In 12 patients with GBM, D,L-methadone was combined with the first-line chemotherapy (Stupp regimen: post irradiation adjuvant cyclic temozolomide on 5/28 days, 150-200 mg/m2). Of these, two patients started D,L-methadone parallel with radiochemotherapy. Seven out of 12 patients with first diagnosis of GBM had hypermethylation of the MGMT promotor, the remaining five patients had no hypermethylation of the MGMT promotor. Six patients with GBM started D,L-methadone at first recurrence, one patient at second recurrence. At the stage of first, second or third recurrence of a malignant glioma (n=13), D,L-methadone was combined with different anticancer therapies: lomustine in one, procarbacin plus lomustine in two, bevacizumab in one, cyclic temozolomide on 5/28 days in five, temozolomide one week on/one week off in two, bevacizumab plus lomustine in one or metronomic temozolomide in one.

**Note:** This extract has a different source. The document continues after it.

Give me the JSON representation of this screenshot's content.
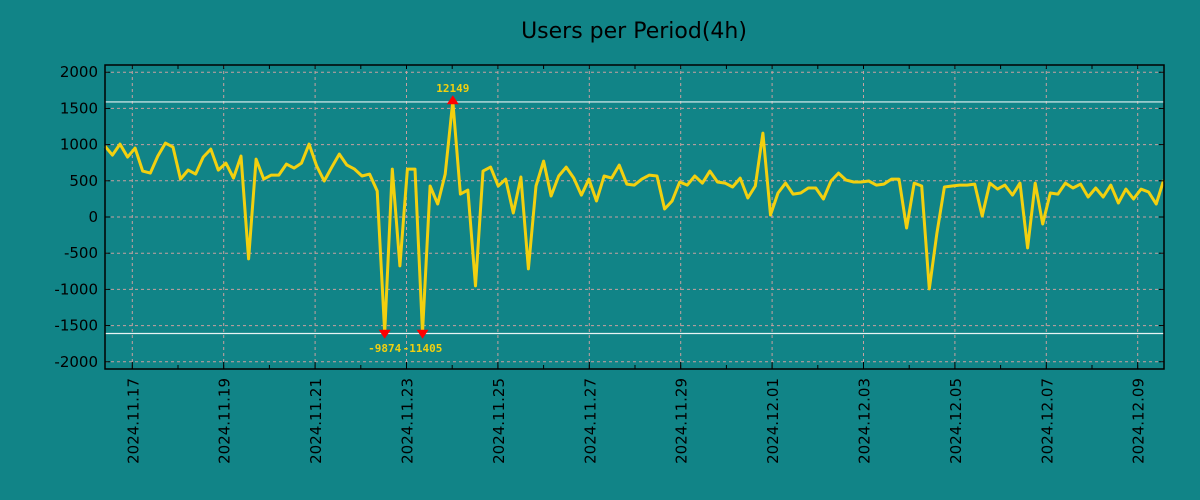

Dosing of D,L-methadone. Patients usually started with stepwise increase of D,L-methadone dosage over a period of 2-3 weeks. Starting doses of 5 drops bid (5 mg daily dose) were increased with 1-5 drops every 5 days (5 drops is equivalent to 2.5 mg) according to the tolerance of the patients. All patients reported consistent intake of D,L-methadone for a period of at least 3-12 months. Final dosage of D,L-methadone ranged between 15-35 mg per day. Serum plasma level of D,L-methadone was measured in one patient. Under 30 mg of D,L-methadone per day, a basal plasma concentration of 182 ng/ml was measured, at 1 to 2 hours after D,L-methadone intake plasma concentration was 206 ng/ml and 198 ng/ml. The therapeutic plasma concentration of D,L-methadone ranges from 0.05 to 0.5 μg/ml; toxic level is reached with 1 μg/ml (19).

Figure 1.
Figure 1.

D,L-Methadone and signaling pathways. D,L-Methadone (Methadone) sensitizes tumor cells to anticancer therapy and induces apoptosis via activation of opioid receptor signaling pathways. Triggering opioid receptors (OR) using D,Lmethadone leads to down-regulation of cyclic adenosine monophosphate (cAMP) which further down-regulates the anti-apoptotic proteins X-linked inhibitor of apoptosis protein (XIAP) and B-cell lymphoma-extra large (BCL-XL) and activates caspase-9 and caspase-3, cleaving poly (ADP-ribose) polymerase (PARP), inducing apoptosis. Blocking opioid receptor signaling pathways using naloxone, 3-isobutyl-1-methylxanthine (IBMX) or pertussis toxin (PTX) inhibits D,L-methadone, sensitizing tumor cells to anticancer treatment and blocks D,L-methadone-related apoptosis induction. AC: Adenylylcyclase, APAF-1: apoptosis protease activating factor-1, AMP: adenosine monophosphate, ATP: adenosine triphosphate, BAX: BCL-2-associated X protein, cyt C: cytochrome c, G: G proteins (Gα, Gβ/Gγ subunits), OR: opioid receptor, PDE: phosphodiesterase.

Safety. Within the period of increasing dosage from 5-25 mg per day over 2 to 4 weeks, 13/27 patients suffered from side-effects (Table IV). During that time, eight patients experienced CTC grade 1-3 nausea (Figure 2a). One patient reported fatigue, two patients reported anxiety and drowsiness, obstipation (n=1), sweating and pruritus (n=1) within the first 4 weeks of therapy. These symptoms resolved fully in two-thirds of patients after one month of therapy. Remaining symptoms in a total of four patients beyond 4 weeks were obstipation (n=3) and nausea (n=1).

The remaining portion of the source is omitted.